Attempted ‘Second Life’ ban doesn’t solve real problem

By KEITH CAMERON

First, they told you not to drink until 21. Then, they said you couldn’t watch rated “R” movies until you were 17.

Now, the U.S. Congress is attempting to remove another form of escapism — the video game.

That’s right. U.S. Rep. Mark Kirk (R-Ill.) is proposing the community game “Second Life” be banned in schools and libraries.

The game allows players to construct characters based on their “real” identities. However, this doesn’t mean a person’s online avatar has to look, sound or act the way they do in the real world. Huh? A virtual world where people are allowed to fulfill their desires by altering their personalities and living without true consequence? I don’t think I’ve seen that before. By the way, did you hear how much money “Grand Theft Auto IV” made? (It’s one of the best-selling video games of all time.)

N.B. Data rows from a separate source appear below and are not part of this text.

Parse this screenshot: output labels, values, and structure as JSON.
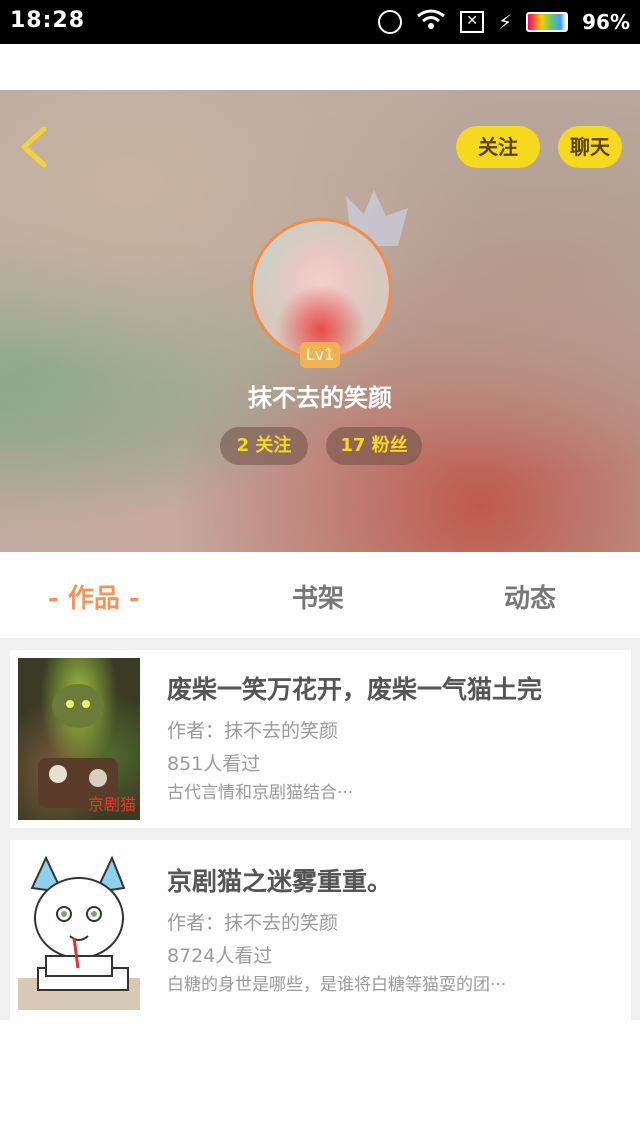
{
  "status_bar": {
    "time": "18:28",
    "battery_percent": "96%",
    "icons": [
      "alarm-icon",
      "wifi-icon",
      "sim-off-icon",
      "battery-icon"
    ]
  },
  "header": {
    "back_icon": "chevron-left-icon",
    "follow_label": "关注",
    "chat_label": "聊天",
    "level_badge": "Lv1",
    "username": "抹不去的笑颜",
    "following_stat": "2 关注",
    "fans_stat": "17 粉丝",
    "accent_color": "#f6d81e"
  },
  "tabs": {
    "works": "- 作品 -",
    "shelf": "书架",
    "dynamic": "动态",
    "active_color": "#f2935a"
  },
  "works": [
    {
      "title": "废柴一笑万花开，废柴一气猫土完",
      "author": "作者：抹不去的笑颜",
      "views": "851人看过",
      "description": "古代言情和京剧猫结合···",
      "cover_text": "京剧猫"
    },
    {
      "title": "京剧猫之迷雾重重。",
      "author": "作者：抹不去的笑颜",
      "views": "8724人看过",
      "description": "白糖的身世是哪些，是谁将白糖等猫耍的团···"
    }
  ]
}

Despite the obvious attractions the virtual world may have in institutions of learning (such as those schools and libraries), distraction is not Kirk’s main concern. He has children’s morality in mind.

“Sites like ‘Second Life’ offer no protections to keep kids from virtual ‘rape rooms,’ brothels and drug stores. If sites like ‘Second Life’ won’t protect kids from obviously inappropriate content, the Congress will,” Kirk said in a statement, according to eFlux Media.

Maybe Kirk has a point. Perhaps as a whole, the world should be protected from Internet devils. I understand the reflex to shelter children from graphic and disturbing material. But will banning a video game really protect anyone? If Kirk is truly concerned about the moral fiber of our nation’s youth, and if the virtual world is a seething underbelly of X-rated ones and zeros, then he should work to eliminate the Internet’s inspiration: reality.

Where are my tax dollars going? Instead of paying for “Parental Advisory” stickers, organizations such as the Federal Communications Commission should be paying experts to figure out why graphic content sells. Maybe Congress should invest in finding out why so many people feel the need to produce graphic material. Accepting the status quo is the problem, and banning a video game doesn’t change what real people do in the real world.

Author Ayn Rand once wrote that “it is realism that demands a plot structure.”

If games such as “Second Life” intend to reflect reality, they need a plot that stems, in part, from player participation. Where do the players get their ideas from?

Before the world begins a futile attempt to ban a distraction, it should stop distracting people from the real problem.